As a part of my task considering characteristic functions I have to compute $\int_{\mathbb R} e^{-itx}dx$
The result i get is $\frac{1}{-it}e^{-itx}|^{\infty}_{-\infty}$, but I don't really know where to go from here. Could anyone help, please?
(Wolfram says the integral does not converge - my starting problem was given characteristic function $\phi (t)=\frac{1}{4}+\frac{1}{4}e^{-it}+\frac{1}{2}\frac{3}{4-e^{2it}}$ find the the density of random variable X - so how to find it given the brute force method (integration) does not work?)
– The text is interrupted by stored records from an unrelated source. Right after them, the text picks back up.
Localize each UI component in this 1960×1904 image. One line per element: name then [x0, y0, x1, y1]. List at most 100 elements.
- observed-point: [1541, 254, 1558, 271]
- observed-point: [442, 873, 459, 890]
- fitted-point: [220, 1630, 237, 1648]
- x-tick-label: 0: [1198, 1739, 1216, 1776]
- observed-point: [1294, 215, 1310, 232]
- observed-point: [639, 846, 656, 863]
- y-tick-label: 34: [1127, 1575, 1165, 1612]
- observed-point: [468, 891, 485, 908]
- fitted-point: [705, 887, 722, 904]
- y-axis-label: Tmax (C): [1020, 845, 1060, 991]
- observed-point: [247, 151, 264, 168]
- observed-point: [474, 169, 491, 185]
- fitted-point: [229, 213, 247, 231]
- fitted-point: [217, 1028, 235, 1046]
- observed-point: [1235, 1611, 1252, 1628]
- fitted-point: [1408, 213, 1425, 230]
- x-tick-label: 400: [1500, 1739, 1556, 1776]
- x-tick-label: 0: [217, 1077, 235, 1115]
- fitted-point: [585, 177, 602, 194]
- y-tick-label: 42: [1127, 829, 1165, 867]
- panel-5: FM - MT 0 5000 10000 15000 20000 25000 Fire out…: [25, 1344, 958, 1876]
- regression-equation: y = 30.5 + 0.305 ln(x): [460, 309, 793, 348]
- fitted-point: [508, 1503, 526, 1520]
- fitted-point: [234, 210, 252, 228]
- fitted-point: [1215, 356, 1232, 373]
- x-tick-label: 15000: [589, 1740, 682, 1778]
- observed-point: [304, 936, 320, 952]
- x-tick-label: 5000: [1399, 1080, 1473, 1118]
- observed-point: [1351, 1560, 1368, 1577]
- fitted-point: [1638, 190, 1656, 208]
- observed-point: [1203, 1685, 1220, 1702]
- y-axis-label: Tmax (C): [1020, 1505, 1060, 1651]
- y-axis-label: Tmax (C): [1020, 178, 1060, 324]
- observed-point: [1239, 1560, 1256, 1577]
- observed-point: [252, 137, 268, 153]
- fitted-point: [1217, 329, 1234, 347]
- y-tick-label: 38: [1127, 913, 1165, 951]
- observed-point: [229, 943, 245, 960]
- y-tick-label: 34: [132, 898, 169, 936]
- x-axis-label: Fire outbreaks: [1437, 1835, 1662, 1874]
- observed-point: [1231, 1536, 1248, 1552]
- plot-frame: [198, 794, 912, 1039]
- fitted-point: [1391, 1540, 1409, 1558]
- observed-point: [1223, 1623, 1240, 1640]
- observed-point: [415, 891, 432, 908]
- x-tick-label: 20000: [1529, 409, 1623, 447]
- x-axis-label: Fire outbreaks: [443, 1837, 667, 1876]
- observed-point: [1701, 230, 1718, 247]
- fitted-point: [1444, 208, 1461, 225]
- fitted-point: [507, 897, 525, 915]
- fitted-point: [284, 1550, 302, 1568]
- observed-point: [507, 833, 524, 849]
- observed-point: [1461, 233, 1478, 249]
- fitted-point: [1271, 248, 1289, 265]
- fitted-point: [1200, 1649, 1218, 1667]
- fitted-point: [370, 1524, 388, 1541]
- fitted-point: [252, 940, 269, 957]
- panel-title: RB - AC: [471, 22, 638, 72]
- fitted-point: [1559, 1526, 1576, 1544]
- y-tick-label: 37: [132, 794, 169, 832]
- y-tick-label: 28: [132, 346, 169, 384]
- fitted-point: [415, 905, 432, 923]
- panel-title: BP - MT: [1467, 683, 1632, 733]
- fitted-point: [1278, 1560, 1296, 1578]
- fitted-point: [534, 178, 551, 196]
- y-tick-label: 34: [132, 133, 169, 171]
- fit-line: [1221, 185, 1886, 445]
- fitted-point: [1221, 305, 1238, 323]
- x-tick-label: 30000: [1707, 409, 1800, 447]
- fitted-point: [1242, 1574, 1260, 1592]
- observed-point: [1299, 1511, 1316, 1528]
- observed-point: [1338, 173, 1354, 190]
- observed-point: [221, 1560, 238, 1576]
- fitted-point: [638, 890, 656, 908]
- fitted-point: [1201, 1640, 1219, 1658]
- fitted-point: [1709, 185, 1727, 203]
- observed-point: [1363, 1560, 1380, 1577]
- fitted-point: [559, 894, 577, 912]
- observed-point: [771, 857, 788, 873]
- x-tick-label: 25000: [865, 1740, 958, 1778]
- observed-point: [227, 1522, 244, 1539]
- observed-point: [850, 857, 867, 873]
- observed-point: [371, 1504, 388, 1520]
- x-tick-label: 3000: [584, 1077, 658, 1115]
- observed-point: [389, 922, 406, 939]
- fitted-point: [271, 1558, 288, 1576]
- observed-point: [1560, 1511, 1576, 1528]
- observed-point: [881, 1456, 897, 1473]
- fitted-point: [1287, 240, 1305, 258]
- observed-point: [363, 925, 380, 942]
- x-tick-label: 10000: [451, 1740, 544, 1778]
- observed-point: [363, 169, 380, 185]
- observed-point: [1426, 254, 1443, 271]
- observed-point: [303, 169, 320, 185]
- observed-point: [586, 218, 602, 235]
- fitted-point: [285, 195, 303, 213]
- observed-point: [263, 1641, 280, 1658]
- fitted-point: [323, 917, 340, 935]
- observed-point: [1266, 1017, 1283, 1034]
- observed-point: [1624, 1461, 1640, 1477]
In fact the integral does not converge in the classical sense. However, we have that the characteristic function of a random variable with probability $p>0$ of taking on the value $x$ will have a term of $p e^{i t x}$. In particular the characteristic function of a random variable which has probability $p$ of taking on the value $0$ will have a term of $p$. A consequence of that is that in the sense of distribution theory, the integral you have written is $\delta_0$, that is, the Dirac delta centered at zero.
In your case, let us expand the last term with the geometric series:
$$\frac{1}{2} \frac{3}{4-e^{2 i t}} = \frac{3}{8} \frac{1}{1-e^{2 i t}/4} = \frac{3}{8} \sum_{n=0}^\infty \left ( \frac{e^{2 i t}}{4} \right )^n.$$
This means that your variable has probability $1/4$ of being $-1$, probability $1/4+3/8=5/8$ of being $0$, and probability $\frac{3 \cdot 4^{-n}}{8}$ of being $2n$ for each natural number $n$.
The fact that this variable is actually discrete should explain why the integral defining its density fails to converge: it is because its density doesn't exist as a function, but rather only as a distribution.